All good things must end, they say, and whether this year-long blog has been worthwhile or not, its end has come. But if our lives are in synch with natural cycles, endings are also opportunities to begin.
Shortly after my book Waiting for Coyote’s Call: An Eco-memoir from the Missouri River Bluff was published last year, my editor at South Dakota State Historical Society Press, Martyn Beeny, suggested that I write a weekly blog of happenings on the Missouri River bluff—a kind of addendum to Coyote’s Call. I agreed to give it a try, and soon I was looking forward to sharing with readers each Monday some happening of the week on our bluff. Now the year has flown, and never a week has passed when “nothing happened.” There is a new wildflower in bloom, a blizzard to endure, a skunk spraying our backdoor with perfume or the sighting of a bird I’d never seen.

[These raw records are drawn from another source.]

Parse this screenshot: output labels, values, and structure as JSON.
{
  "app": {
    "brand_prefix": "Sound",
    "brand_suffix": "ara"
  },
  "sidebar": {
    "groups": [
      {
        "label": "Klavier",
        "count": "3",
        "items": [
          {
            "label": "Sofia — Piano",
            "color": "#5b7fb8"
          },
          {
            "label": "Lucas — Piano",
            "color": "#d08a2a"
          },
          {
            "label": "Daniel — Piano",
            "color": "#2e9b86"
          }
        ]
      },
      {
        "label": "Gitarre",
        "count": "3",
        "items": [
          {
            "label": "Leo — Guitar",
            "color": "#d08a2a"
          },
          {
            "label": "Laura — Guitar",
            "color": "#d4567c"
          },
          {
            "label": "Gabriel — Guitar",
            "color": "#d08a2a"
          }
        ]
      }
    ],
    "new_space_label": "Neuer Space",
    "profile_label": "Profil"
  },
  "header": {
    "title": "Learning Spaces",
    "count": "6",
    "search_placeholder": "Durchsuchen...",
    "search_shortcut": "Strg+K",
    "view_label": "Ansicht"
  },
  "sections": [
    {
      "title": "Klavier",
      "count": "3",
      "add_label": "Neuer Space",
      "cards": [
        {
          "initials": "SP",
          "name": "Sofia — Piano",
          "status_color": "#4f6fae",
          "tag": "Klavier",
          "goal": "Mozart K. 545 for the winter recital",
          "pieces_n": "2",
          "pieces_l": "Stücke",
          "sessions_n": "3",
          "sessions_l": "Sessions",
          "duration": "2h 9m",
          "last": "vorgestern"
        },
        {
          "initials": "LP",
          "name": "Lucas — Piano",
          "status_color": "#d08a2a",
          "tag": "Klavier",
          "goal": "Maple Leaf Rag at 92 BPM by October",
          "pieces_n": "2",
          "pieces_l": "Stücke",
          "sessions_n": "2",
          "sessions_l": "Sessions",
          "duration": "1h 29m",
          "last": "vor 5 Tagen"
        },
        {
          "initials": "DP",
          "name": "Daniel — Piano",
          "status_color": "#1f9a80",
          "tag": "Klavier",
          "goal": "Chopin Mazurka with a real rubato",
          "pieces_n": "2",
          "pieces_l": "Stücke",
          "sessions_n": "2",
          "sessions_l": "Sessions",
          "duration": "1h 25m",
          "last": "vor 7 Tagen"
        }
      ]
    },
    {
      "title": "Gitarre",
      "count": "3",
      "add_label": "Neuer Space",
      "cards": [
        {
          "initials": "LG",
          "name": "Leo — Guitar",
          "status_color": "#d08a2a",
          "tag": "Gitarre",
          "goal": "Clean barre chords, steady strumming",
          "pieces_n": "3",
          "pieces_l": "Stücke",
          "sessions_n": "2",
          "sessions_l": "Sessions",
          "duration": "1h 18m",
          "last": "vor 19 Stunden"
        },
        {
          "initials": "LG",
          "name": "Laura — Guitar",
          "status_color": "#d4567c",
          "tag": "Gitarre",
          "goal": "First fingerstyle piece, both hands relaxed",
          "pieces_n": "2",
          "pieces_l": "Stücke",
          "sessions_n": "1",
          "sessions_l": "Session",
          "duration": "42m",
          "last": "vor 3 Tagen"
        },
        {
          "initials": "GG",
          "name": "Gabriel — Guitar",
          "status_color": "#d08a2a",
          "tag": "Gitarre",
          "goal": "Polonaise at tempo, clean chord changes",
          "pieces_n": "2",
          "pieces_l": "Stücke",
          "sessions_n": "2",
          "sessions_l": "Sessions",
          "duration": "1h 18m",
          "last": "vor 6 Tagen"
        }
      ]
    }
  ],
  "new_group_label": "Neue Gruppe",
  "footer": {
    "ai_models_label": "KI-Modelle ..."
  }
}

It’s been a great year, and I have accumulated 50 short essays of life in our prairies and woods and the thoughts this life has provoked. Truth is, I’ve been carrying a pocket notebook for 28 years, recording daily appointments, occurrences, thoughts and encounters with serendipity. Coyote’s Call itself grew in large measure from these notebooks, observations and ideas that otherwise might have vanished into the ether I breathe. So in fact this process is not new to me, except the technology, a new way of reaching out to friends old and new, readers and others who might take interest in the musings of an amateur naturalist whose eyes and heart are open to the workings of the ecosystem of which we are part.
I have appreciated the comments and reactions of readers who took time to respond, either directly to the blog, or indirectly in other ways. I have made new acquaintances with people who share my love of the natural world and who somehow related to my quirky way of seeing things. Thus, perhaps the end of my weekly posts is less a closing door than a door left ajar, a portal through which I peer further down the road, an opportunity to take these musings to a new audience through more traditional means. In short, I hope to shape these and other essays and observations, along with photographs, into a new book, something I might call “A Year on the Bluff.”

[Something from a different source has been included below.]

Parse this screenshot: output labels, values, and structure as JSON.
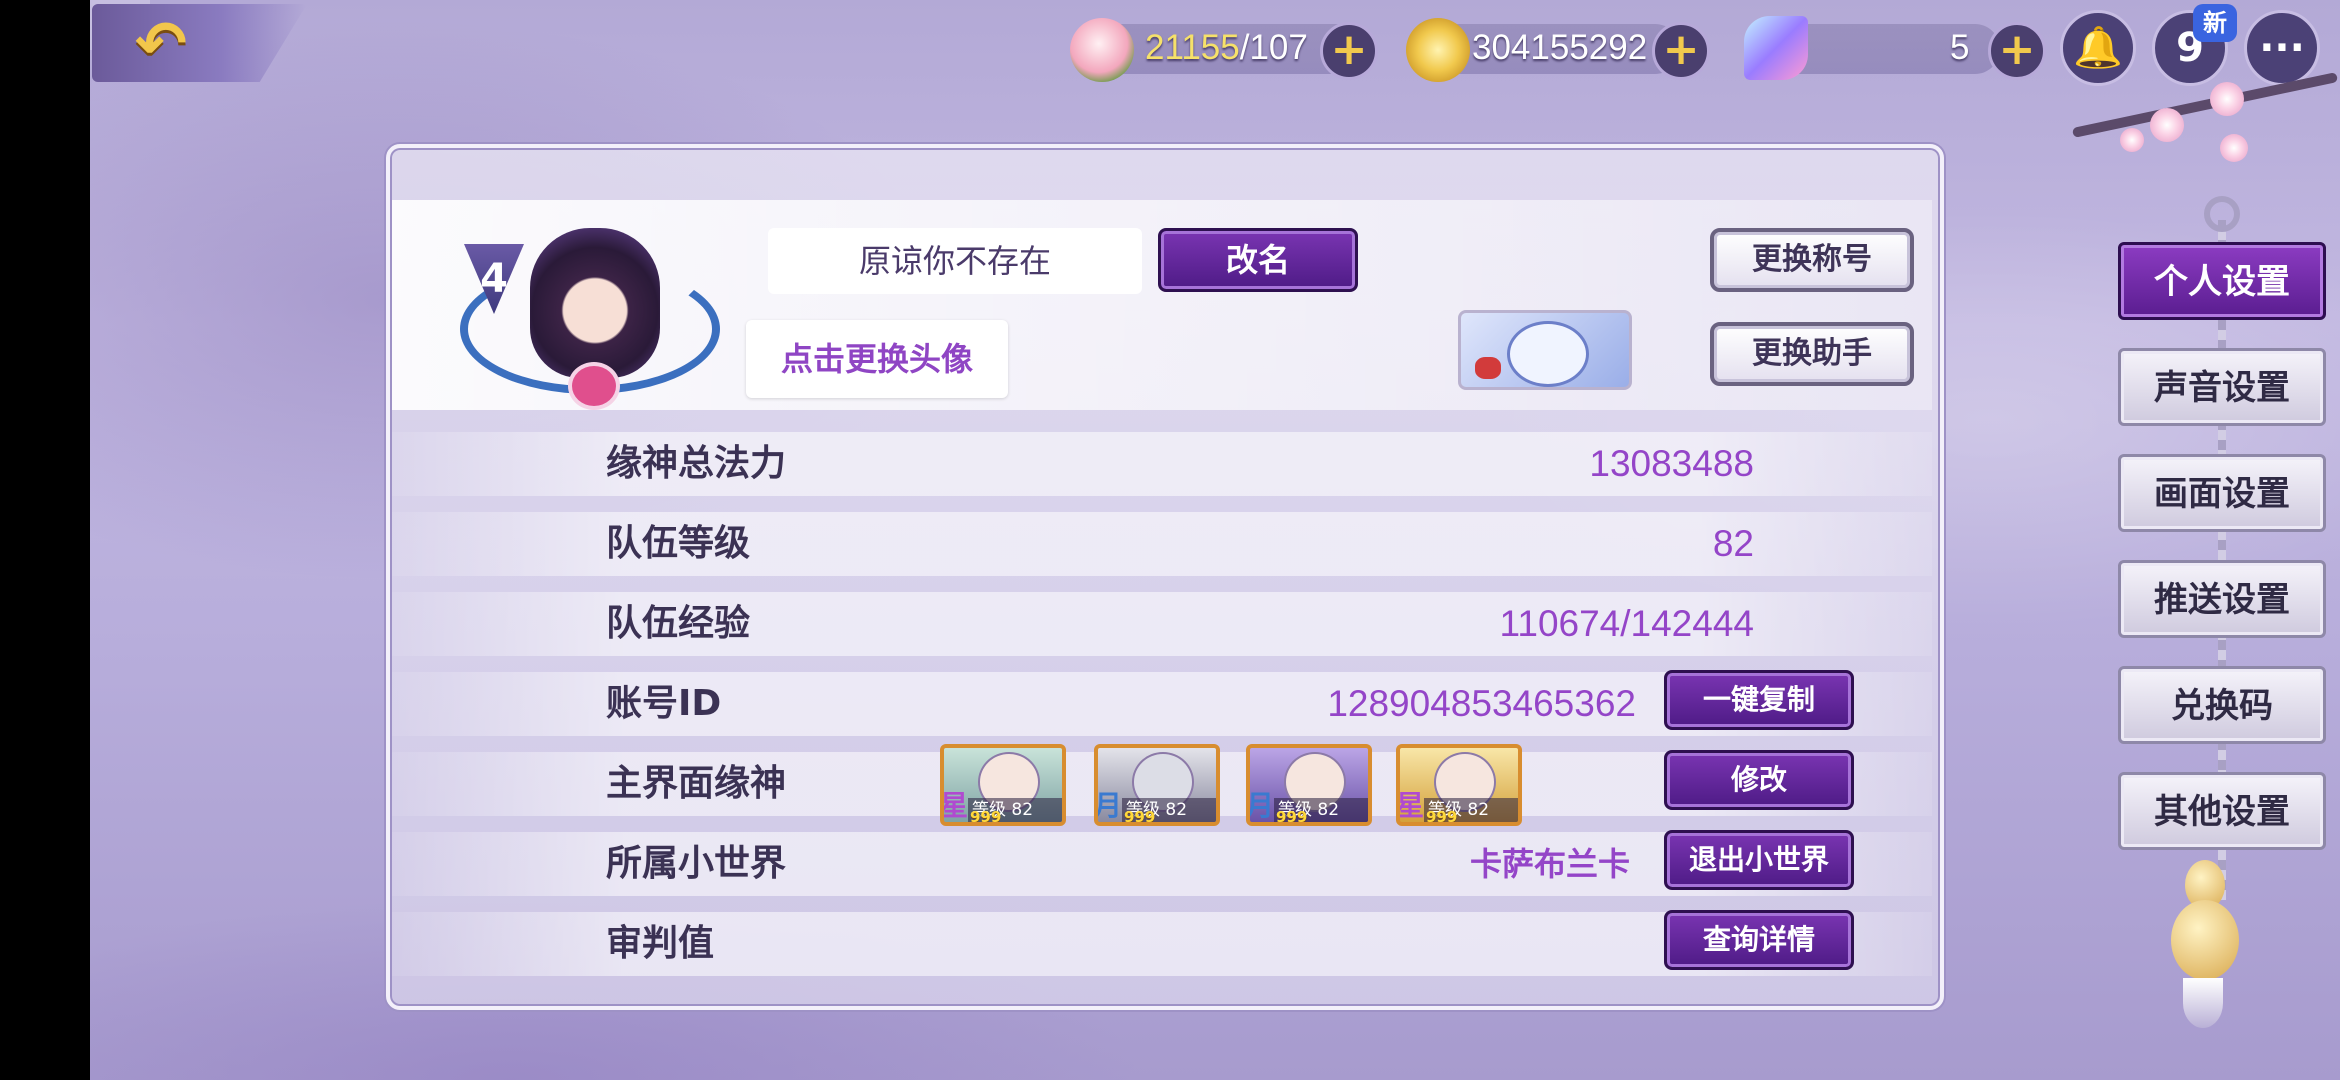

With winter solstice approaching, I close this phase of the journey with the final paragraph from Waiting for Coyote’s Call. I hope that my readers have enjoyed both blog and book, and I hope to see you all somewhere down the road.

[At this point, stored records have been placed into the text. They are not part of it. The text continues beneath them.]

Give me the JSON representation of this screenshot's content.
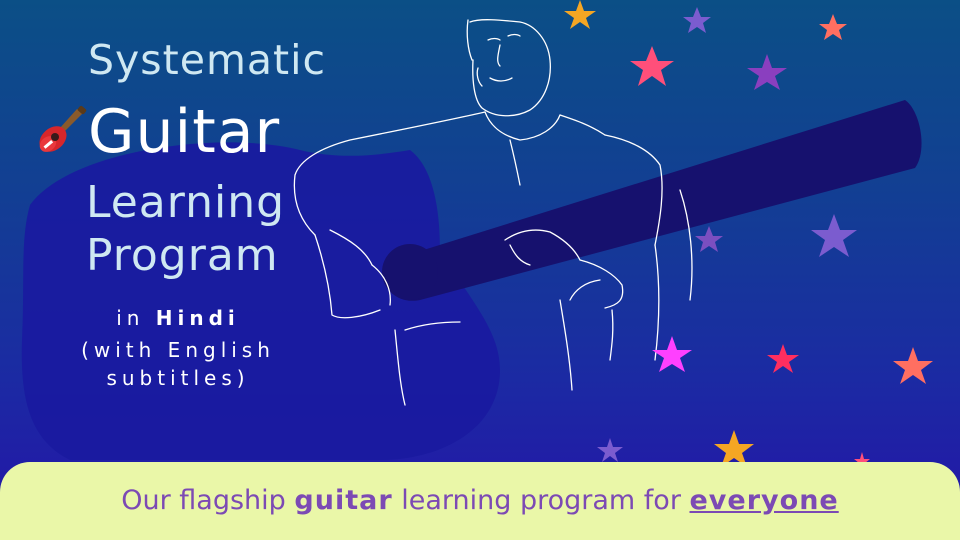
{
  "title": {
    "line1": "Systematic",
    "line2": "Guitar",
    "line3": "Learning",
    "line4": "Program"
  },
  "subtitle": {
    "prefix": "in",
    "language": "Hindi",
    "line2": "(with English",
    "line3": "subtitles)"
  },
  "footer": {
    "part1": "Our flagship ",
    "emphasis": "guitar",
    "part2": " learning program for ",
    "link": "everyone"
  },
  "colors": {
    "background_top": "#0b4f86",
    "background_bottom": "#2513a8",
    "footer_bg": "#eaf7a8",
    "footer_text": "#7c4ab4",
    "title_text": "#cfe8f2"
  },
  "icons": [
    "guitar-icon",
    "star-icon"
  ]
}
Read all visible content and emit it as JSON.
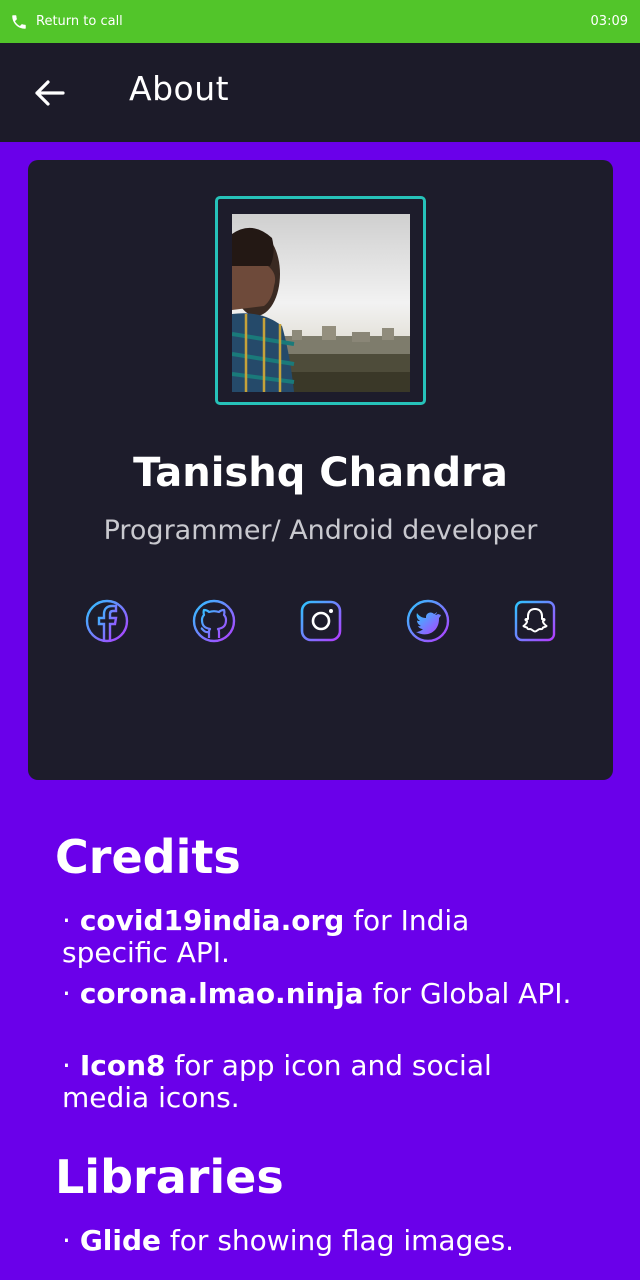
{
  "callbar": {
    "label": "Return to call",
    "time": "03:09",
    "icon": "phone-icon",
    "color": "#52c52a"
  },
  "toolbar": {
    "back_icon": "arrow-left-icon",
    "title": "About",
    "background": "#1c1b29"
  },
  "profile": {
    "name": "Tanishq Chandra",
    "role": "Programmer/ Android developer",
    "frame_color": "#26c2b9",
    "social_links": [
      {
        "icon": "facebook-icon"
      },
      {
        "icon": "github-icon"
      },
      {
        "icon": "instagram-icon"
      },
      {
        "icon": "twitter-icon"
      },
      {
        "icon": "snapchat-icon"
      }
    ]
  },
  "credits": {
    "title": "Credits",
    "items": [
      {
        "bullet": "· ",
        "name": "covid19india.org",
        "text": " for India specific API."
      },
      {
        "bullet": "· ",
        "name": "corona.lmao.ninja",
        "text": " for Global API."
      },
      {
        "bullet": "· ",
        "name": "Icon8",
        "text": " for app icon and social media icons."
      }
    ]
  },
  "libraries": {
    "title": "Libraries",
    "items": [
      {
        "bullet": "· ",
        "name": "Glide",
        "text": " for showing flag images."
      }
    ]
  },
  "colors": {
    "background": "#6a00ea",
    "card": "#1d1c2b",
    "icon_gradient_start": "#2ec5ff",
    "icon_gradient_end": "#b43bff"
  }
}
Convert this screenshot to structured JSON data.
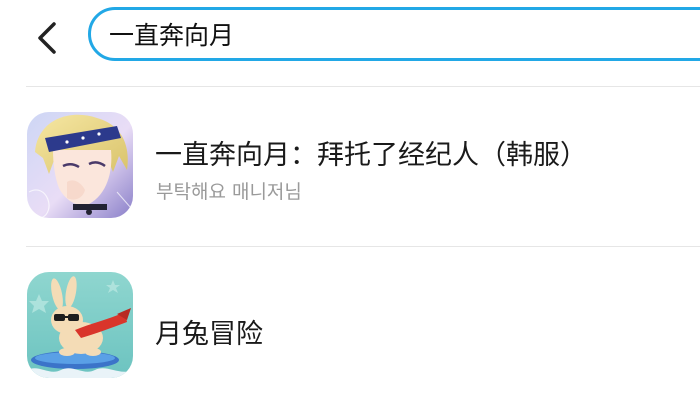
{
  "header": {
    "back_icon": "chevron-left-icon",
    "search": {
      "value": "一直奔向月",
      "border_color": "#22a8e6"
    }
  },
  "results": [
    {
      "title": "一直奔向月：拜托了经纪人（韩服）",
      "subtitle": "부탁해요 매니저님",
      "icon": "anime-character-icon"
    },
    {
      "title": "月兔冒险",
      "icon": "rabbit-surfing-icon"
    }
  ]
}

Midnight, December 21st, the longest night of the year. In the kingdoms of birds, mammals and plants, this is a time of sleep. In the morning, in the new year, in the spring, we tell ourselves, all will be revived. The annual cycle of rebirth will come. But in the post-modern world, not all women and men take note. Will we humans, like the rest of creation, open our eyes tomorrow to a new world, a world in which renewal is both possible and required? We wait by the solstice fire for the coyote’s call.